Despite signs that Mitt Romney is close to picking someone else as his running mate, a new Fox News poll names Condoleezza Rice as the top pick among Republicans and general voters, and the candidate who may attract uncommitted voters.

Rice repeatedly has denied any interest in running for vice president, and multiple sources have told multiple news organizations that Rice is not in the running.

Still, the media’s obsession with Rice isn’t going away until Romney names his running mate sometime in late July or early August.

The Fox News poll results show Rice, 57, as the clear choice among Republicans nationally.
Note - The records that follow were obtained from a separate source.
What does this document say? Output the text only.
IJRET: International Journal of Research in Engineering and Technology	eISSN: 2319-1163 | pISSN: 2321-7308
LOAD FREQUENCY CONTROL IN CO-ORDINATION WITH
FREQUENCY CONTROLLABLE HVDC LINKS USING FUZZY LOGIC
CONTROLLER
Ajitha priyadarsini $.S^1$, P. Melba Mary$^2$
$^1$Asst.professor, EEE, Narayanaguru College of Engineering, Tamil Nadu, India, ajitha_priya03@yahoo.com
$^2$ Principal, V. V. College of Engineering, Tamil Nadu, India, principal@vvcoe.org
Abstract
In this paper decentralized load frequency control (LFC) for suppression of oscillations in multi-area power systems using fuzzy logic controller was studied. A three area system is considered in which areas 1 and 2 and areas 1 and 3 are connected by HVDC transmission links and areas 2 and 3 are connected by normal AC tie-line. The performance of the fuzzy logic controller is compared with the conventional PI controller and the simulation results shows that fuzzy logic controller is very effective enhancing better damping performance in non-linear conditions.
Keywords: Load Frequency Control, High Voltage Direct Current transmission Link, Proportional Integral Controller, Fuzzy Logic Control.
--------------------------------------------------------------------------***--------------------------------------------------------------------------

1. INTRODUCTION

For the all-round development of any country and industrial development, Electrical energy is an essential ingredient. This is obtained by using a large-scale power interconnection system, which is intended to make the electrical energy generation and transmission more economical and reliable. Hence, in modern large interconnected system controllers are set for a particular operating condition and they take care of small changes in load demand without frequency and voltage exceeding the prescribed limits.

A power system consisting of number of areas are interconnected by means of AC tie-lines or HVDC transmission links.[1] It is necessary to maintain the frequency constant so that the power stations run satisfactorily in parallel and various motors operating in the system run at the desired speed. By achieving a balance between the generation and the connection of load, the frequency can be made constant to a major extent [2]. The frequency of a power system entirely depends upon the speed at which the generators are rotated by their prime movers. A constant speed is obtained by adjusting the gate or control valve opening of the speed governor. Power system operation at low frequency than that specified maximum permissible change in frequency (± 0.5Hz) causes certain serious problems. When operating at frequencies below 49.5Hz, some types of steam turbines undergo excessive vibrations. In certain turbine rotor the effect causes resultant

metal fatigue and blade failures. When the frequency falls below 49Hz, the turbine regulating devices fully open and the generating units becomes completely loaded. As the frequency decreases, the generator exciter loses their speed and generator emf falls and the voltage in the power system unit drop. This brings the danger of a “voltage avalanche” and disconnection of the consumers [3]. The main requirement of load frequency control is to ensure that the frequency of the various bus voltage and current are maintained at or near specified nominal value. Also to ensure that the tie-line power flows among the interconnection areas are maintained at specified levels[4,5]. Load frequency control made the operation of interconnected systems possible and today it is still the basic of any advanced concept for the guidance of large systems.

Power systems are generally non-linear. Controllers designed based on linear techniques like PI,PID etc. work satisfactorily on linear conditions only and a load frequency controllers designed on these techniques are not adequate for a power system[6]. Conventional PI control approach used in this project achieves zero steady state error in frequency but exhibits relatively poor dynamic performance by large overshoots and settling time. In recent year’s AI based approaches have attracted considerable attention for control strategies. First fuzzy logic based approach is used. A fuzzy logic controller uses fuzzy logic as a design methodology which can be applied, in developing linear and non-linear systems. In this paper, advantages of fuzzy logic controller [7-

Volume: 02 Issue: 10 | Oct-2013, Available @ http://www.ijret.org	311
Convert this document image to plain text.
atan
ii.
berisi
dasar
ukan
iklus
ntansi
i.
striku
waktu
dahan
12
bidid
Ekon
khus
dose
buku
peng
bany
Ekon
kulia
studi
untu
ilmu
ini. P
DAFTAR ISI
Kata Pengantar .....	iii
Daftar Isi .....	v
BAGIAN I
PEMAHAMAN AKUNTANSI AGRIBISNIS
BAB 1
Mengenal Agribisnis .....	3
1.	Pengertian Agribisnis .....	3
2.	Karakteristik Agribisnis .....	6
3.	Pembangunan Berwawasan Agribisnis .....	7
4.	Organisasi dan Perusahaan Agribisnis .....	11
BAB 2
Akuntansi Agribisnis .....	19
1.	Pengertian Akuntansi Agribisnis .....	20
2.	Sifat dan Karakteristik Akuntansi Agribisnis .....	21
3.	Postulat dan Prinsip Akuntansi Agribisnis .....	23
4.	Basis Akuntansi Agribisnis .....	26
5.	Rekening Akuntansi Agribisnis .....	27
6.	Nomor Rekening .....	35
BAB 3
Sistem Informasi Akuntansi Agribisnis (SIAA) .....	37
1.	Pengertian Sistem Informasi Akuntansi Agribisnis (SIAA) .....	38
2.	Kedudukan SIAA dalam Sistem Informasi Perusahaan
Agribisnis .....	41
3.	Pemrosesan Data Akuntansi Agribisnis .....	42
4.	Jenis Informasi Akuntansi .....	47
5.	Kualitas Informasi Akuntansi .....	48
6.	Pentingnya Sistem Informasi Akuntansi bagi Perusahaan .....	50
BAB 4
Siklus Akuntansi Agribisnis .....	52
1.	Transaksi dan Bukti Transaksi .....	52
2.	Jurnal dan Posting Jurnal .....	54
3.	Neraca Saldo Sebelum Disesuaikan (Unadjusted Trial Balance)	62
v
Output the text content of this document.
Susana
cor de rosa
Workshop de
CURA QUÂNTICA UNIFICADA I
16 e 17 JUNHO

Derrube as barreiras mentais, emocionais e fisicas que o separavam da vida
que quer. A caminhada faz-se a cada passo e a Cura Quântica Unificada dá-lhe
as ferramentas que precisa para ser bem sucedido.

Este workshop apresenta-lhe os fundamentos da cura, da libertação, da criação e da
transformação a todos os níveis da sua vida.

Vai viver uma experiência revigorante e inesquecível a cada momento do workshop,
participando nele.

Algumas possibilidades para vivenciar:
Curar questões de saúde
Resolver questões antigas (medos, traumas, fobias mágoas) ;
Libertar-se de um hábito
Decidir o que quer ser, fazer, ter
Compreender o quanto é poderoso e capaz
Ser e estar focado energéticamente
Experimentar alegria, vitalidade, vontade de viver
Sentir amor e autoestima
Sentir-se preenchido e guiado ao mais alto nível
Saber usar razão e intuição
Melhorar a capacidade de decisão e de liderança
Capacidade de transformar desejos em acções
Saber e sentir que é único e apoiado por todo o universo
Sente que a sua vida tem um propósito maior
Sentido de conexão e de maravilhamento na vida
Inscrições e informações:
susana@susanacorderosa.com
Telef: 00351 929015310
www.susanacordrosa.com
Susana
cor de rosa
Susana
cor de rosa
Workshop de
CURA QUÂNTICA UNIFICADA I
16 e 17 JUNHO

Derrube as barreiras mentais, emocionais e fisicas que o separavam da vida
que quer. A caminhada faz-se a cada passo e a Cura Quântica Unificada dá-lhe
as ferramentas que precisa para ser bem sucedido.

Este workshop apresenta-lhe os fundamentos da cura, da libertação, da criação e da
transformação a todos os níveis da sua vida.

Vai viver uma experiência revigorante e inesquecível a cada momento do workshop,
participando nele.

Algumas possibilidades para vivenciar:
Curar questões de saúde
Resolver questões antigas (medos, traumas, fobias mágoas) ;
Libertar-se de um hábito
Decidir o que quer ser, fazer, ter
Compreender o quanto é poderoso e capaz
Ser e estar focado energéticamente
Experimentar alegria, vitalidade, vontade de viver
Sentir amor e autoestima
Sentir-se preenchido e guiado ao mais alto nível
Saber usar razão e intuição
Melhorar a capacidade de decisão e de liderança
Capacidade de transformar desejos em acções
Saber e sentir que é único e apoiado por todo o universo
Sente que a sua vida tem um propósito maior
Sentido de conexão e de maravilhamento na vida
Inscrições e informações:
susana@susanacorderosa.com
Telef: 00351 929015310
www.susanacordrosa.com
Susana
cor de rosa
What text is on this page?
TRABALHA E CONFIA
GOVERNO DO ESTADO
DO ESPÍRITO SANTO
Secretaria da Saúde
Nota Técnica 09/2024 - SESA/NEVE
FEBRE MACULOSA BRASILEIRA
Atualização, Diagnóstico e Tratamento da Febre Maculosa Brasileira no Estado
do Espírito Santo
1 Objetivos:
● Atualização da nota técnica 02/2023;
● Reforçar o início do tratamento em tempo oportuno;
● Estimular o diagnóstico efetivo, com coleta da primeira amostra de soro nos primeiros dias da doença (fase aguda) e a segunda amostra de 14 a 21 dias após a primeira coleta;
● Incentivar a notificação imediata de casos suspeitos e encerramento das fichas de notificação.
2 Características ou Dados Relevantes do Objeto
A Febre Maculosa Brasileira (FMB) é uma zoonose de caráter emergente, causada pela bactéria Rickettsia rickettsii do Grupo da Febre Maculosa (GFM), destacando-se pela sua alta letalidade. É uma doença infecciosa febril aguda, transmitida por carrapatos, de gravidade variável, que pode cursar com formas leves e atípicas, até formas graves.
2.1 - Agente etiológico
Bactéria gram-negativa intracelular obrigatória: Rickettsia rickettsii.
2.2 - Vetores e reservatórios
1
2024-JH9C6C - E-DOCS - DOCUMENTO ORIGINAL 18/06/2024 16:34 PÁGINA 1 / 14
Rice was selected by 30 percent of Republicans, followed by Marco Rubio with 19 percent. The three potential candidates believed to be on Romney’s short list—Tim Pawlenty, Rob Portman and Bobby Jindal—combined for just 10 percent. A fourth, Paul Ryan, drew 8 percent of interest among Republicans.

Republicans in particular had little enthusiasm for Pawlenty, with only 2 percent wanting him as the vice presidential candidate.

Two other candidates, John Thune and Kelly Ayotte, weren’t in the survey.

Last week, conservative Internet maven Matt Drudge said in an exclusive story that Rice was on the Romney short list.

That report set off conservative bloggers, who pointed to Rice’s statements about abortion in the past, in which she described herself as “mildly” pro-choice on the issue. The Drudge story was also called a wishful “trial balloon” by some skeptics.

Romney has said during the GOP primary season that he wanted a pro-life candidate on the ticket.

But Rice was the star of a two-day Romney event for big ticket fundraisers in June, which set off speculation about her candidacy for the vice presidency.

Rice’s selection would be a game changer on the scale of Sarah Palin’s 2008 selection by John McCain.

Palin endorsed Rice with reservations last week, saying that Rice’s stance on abortion was tolerable, because the abortion issue needed to be decided within the legal system.

The question for the Romney camp is how it can resist the appeal of a candidate who could sway undecided voters, but also offend many conservatives who are pro-life.

Rice also differs with Romney on immigration policy, supporting the broader Bush-era reforms that were rejected by Congress.

But there are two key numbers in the poll that might catch the Romney camp’s eyes: President Barack Obama leads Romney by a 45 percent to 41 percent margin, but with Rice on the Romney ticket, the race is a tie at 46 percent.